La Navidad son lo opuesto al verano, y no es una cuestión de simple calendario. El verano se ofrece siempre como un sinfín de posibilidades: uno puede irse con amigos, en familia o a encontrarse a sí mismo a la India. Puedes hacer rafting, cola en los baños de un festival o echarte la siesta mientras tus hijos se aburren en un campamento urbano. Todo vale. Pero ese mismo impulso liberador es el que hace del verano el peor tema de conversación del mundo: un sinfín de monólogos ensimismados y fotos inexpresivas que termina de disparar la depresión posvacacional. Yo, la primera semana de septiembre, intento no ver a nadie, no vaya a ser que me cuente su verano o, aun peor, sienta yo la tentación de explicarle el mío. El verano parece que lo cambia todo y en realidad no cambia nada. Por no dejar, no deja ni un meme bueno. Y eso debería hacernos reflexionar.

La gente desaparece el 23 de la oficina y, cuando vuelve unos días después, es una persona completamente diferente

Ah, nada que ver con las Navidades. La gente desaparece el 23 de la oficina y, cuando vuelve unos días después, es una persona completamente diferente. No vuelve de coger un zeppelin para sobrevolar el Amazonas, pero viene de un sitio mucho más interesante: el centro de la tierra. Viene de asomarse al abismo de su ser: de verse reflejado en la cara de su madre o de proyectarse en un pobre sobrino, viene de entender por qué es una mierda de persona o de creerse mejor que el resto, viene de abrazar a extraños y apuñalar a propios y todo en apenas un par de días. Muy mal se tiene que dar la Nochebuena para que no haya habido al menos un secreto derramado por culpa del alcohol, una reconciliación a deshoras o una falsa epifanía frente a un festín individual (porque ya sabemos que la de a uno es una forma de familia como cualquier otra).

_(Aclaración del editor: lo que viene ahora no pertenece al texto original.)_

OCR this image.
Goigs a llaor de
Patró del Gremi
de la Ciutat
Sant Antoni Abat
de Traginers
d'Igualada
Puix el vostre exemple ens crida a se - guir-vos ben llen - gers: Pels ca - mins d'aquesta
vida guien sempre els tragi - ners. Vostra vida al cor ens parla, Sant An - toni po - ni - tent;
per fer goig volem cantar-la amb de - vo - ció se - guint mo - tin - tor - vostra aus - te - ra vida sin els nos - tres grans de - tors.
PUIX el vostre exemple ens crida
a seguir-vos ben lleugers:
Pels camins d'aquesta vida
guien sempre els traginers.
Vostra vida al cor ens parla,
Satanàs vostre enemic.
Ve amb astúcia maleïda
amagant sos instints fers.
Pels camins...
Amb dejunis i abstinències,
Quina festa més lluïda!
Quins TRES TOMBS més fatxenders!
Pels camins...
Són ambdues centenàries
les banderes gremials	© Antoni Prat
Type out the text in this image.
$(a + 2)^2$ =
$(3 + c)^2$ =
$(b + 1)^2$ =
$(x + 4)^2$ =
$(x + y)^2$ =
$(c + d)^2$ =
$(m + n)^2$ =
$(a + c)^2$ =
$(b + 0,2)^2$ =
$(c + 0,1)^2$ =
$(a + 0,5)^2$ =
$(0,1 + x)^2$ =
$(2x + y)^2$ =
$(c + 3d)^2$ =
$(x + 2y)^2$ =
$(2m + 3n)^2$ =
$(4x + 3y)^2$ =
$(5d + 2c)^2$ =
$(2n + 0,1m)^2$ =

Las Navidades comprimen el tiempo, nos encadenan para que podamos compararnos y nos sirven de avituallamiento para ese erial de ritos que son los tristes meses de enero, febrero y marzo. Hay años que las he celebrado y otros que las he maldecido, pero me interesan todas vuestras Navidades porque todas son de algún modo la mía; porque cada familia, con sus purgatorios y paraísos, siempre es elogio o refutación de otra familia. Y eso, te pongas como te pongas, da mucha vidilla.